AMD: Navi Speculation, Rumours and Discussion [2017-2018]

Status
Not open for further replies.
Right now, I think Vega 10's biggest problem that AMD didn't see coming (or failed to achieve with GF) is that the chip just hits a huge efficiency wall above 1.4GHz.

Vega 10 has 40% more transistors than Fiji while keeping the same number of execution units, halving the number of memory channels and bringing relatively few changes other than RPM. AMD stated that most of the additional transistors were put there to drive the clocks higher, but Vega 10 only clocks 40% higher than Fiji.
It's like the chip is gaining almost nothing from the 28nm -> 14FF transition, because 1.4GHz it's practically how much a GM200 can hit within 300W.

Then we have statements from @Nebuchadnezzar saying the 14FF process was never meant to be used with voltages anywhere near Vega's default values.
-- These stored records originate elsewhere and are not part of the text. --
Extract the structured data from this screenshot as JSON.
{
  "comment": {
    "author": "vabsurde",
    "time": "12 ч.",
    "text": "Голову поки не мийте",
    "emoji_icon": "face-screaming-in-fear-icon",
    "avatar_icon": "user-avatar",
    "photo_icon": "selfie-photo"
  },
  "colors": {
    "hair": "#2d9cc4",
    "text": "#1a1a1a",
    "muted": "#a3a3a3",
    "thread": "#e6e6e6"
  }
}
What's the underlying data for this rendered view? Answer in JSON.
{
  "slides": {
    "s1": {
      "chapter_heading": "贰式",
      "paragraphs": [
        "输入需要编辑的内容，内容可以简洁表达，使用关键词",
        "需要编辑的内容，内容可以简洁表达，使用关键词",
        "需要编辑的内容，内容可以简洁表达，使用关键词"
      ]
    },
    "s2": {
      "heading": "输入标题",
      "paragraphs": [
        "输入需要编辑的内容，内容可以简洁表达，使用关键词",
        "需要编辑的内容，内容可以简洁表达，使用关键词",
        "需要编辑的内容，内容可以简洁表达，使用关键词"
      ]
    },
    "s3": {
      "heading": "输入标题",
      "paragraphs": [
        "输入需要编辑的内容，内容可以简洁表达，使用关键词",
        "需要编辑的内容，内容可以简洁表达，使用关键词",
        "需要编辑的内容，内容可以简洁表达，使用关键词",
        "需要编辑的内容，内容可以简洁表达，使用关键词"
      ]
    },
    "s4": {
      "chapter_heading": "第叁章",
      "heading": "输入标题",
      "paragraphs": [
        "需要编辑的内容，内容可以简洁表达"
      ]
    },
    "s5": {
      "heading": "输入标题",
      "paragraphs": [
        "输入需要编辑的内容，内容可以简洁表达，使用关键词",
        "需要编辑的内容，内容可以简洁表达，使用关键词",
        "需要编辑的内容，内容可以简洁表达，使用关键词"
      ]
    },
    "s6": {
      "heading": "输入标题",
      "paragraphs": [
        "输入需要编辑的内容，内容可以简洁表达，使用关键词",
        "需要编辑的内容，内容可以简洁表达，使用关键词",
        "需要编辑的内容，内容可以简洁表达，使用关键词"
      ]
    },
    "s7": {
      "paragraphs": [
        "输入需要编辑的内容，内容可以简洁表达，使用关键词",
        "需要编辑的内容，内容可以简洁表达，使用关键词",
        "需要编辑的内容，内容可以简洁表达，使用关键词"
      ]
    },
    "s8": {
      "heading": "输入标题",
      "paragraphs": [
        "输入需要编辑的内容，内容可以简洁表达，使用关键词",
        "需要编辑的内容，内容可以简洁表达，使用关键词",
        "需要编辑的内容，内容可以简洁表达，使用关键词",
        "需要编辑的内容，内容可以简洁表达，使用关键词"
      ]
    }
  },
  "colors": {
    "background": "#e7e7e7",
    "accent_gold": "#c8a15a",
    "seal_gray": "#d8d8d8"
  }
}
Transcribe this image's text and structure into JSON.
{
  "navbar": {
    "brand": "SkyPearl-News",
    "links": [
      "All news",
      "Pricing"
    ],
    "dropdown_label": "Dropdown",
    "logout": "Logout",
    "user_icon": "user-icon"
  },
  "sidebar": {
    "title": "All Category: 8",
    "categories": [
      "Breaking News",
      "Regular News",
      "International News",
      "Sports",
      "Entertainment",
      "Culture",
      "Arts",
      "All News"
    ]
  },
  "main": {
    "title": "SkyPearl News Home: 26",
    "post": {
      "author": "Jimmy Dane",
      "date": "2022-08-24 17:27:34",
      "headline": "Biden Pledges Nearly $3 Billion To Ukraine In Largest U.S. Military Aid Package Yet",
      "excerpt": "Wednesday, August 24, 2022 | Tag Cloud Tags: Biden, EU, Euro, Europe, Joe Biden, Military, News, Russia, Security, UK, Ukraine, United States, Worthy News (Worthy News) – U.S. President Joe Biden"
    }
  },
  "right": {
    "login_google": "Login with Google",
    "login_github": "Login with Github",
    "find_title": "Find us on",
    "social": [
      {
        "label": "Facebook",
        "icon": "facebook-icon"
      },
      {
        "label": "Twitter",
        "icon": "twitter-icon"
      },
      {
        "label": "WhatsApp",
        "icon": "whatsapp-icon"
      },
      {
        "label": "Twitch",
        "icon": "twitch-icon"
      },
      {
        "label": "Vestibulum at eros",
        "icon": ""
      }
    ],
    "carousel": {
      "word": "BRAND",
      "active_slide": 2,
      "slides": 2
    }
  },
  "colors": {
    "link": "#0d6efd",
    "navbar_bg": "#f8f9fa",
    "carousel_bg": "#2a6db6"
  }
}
And pre-launch statements from AMD officials saying Vega 64 would clock above 1700MHz (it never did, did it?).


It all points to AMD engineers planning on Vega 10 being able to clock comfortably at ~1650MHz with a ~220W TDP and 0.9-0.95V. And when the production units came up they realized the cards wouldn't clock above 1400Mhz at that vcore, so they panicked, overvolted and pushed the clocks as much as they could within a sub-300W TDP, which ended up being the 1-1.1V that we saw in the final product.
The 2-3% performance that Vega 10 loses in power saving mode makes it lose a whopping 30% in efficiency, or around 80W. And it was all just to achieve GTX1080 parity, which is a bit stupid IMO because driver tweaks usually amount to much more than that.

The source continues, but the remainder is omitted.